Aurelio Pelaez
Julio 25, 2006
Qué quieres, así es Acapulco. Temprano necesitas salir a deshacerte de la basura. Los botes comunes ya están llenos. Hace dos días que no pasa el camión y ni modo, dejas la bolsa a un costado, procurando que no te vean los vecinos. Ya está, nadie te vio, pero sales a la calle con un dejo de culpabilidad.
Es sábado, tomas tu auto para ir a encontrarte con los cuates en el bar de los sábados. La marcha hacia el centro de la ciudad es lenta, por que vas esquivando no sólo los baches comunes, sino los que aparecieron con la lluvia de anoche. Tu rumbo, la calzada de Pie de la Cuesta. Decides tomar la Costera y te encuentras en medio del tránsito vehicular. No recordabas que comenzaron los trabajos para construir un puente y está cerrada la Vía Rápida. Quedas encerrado en medio de conductores malhumorados que quieren obras pero que no les duela.
Lo de las molestias lo entiendes, como también comprendes que llevas una semana sin agua potable porque seguramente la CAPAMA está surtiendo primero a los hoteles y restaurantes en esta temporada vacacional de verano.
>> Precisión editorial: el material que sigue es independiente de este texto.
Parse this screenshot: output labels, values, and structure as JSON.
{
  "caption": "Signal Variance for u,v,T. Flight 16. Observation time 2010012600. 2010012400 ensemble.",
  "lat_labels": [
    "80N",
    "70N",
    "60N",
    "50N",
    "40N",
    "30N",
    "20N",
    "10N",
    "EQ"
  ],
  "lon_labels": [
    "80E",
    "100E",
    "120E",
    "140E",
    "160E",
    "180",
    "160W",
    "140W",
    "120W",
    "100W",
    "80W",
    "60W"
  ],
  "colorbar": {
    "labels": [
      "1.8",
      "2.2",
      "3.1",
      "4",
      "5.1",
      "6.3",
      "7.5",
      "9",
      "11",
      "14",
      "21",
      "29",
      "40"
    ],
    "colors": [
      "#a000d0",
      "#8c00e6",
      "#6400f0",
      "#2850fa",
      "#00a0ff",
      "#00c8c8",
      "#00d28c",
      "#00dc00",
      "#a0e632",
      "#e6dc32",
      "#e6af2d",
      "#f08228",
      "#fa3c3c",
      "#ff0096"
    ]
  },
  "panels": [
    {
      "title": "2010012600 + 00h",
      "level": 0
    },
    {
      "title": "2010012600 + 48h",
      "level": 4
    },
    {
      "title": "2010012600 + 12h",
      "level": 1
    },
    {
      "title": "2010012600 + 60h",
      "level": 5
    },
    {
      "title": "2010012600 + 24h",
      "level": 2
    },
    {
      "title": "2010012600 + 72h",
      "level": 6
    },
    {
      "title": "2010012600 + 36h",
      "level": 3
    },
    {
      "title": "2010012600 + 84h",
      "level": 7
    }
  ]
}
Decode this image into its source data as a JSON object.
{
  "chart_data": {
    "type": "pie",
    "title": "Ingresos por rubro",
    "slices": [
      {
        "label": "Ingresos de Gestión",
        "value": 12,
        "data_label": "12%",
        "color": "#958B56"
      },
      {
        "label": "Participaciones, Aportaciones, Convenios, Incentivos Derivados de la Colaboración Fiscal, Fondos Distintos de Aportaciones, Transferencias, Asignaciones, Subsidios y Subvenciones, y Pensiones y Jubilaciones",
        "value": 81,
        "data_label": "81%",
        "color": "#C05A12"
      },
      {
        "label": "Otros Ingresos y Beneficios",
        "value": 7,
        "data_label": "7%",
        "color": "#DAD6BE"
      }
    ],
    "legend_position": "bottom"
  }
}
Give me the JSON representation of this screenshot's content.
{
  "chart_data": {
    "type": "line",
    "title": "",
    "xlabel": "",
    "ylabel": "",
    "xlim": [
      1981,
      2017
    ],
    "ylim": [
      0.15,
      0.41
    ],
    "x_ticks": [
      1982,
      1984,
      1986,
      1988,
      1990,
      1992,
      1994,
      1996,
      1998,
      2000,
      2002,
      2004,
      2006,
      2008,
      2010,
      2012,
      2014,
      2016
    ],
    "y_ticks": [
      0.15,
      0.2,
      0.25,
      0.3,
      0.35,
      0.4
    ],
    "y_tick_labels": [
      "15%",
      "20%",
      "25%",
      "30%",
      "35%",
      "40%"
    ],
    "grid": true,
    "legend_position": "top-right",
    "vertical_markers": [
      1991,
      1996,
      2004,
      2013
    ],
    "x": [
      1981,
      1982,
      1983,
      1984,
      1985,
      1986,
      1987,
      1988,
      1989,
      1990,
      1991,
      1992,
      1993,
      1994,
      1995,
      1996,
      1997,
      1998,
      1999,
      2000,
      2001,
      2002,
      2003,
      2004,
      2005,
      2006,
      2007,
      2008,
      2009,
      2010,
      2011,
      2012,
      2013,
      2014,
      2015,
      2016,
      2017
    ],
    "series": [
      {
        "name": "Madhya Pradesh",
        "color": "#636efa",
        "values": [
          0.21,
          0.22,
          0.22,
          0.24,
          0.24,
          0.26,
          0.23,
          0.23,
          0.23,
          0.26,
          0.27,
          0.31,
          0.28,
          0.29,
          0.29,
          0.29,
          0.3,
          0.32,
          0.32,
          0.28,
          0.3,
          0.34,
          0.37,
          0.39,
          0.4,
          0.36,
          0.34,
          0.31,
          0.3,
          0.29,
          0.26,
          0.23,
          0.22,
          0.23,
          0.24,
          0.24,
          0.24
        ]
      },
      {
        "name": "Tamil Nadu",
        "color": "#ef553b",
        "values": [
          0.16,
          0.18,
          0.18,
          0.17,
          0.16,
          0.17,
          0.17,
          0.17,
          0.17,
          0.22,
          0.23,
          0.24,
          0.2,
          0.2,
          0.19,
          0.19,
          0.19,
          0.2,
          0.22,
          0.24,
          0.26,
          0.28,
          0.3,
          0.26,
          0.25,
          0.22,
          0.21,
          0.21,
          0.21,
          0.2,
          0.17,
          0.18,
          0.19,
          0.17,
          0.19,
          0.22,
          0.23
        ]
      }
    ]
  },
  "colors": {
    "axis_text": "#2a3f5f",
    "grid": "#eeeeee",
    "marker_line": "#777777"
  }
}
En el camino sigues esquivando más baches y los agentes de Tránsito andan pidiendo a gritos que alguien les enseñe como organizar el tráfico, porque los semáforos andan descoordinados de la gente y de los conductores. Y el caso es que todavía ni comienzan las clases. A ver cómo nos toca.
En el tránsito se te empareja un auto negro y con vidrios polarizados. Ni voltear a verlos, no vayan a ser los malosos que tienen que ver con levantones y ejecutados. En el cielo oyes el ruido de las hélices de un helicóptero policiaco que anda patrullando la ciudad. Vuela bajito. Un compañero te dijo ayer que elementos del Ejército instalaron un misterioso dispositivo de seguridad por su casa. Ni para salir, no se vaya a soltar un tiro.
Sales del tráfico de la zona de Cuauhtémoc hacia Costera. Más tráfico. Por la avenida, una gran cantidad de camiones turísticos estacionados, casi casas rodantes que lo mismo sirven de vestidores que de restaurantes. Turismo popular, le llaman. Con que haya, dices, reconciliándote con los visitantes.
En el bar te encuentras con un amigo en la barra. Sacado de onda el amigo porque lo asaltaron en plena calle la noche anterior. Por la misma calle del centro por donde camina habitualmente. Dos vagos lo abordan, uno le pone el cuchillo en el cuello y otro le saca la cartera y huyen tranquilamente en un taxi. Ningún policía a su alrededor.
Ya caminar de noche por la ciudad no va a ser lo mismo, dice, haciendo un recuento de todas las cosas terribles que han pasado en los últimos meses en este Acapulco. Su Acapulco. Se necesita paciencia para seguir creyendo en él y queriéndolo. Paciencia.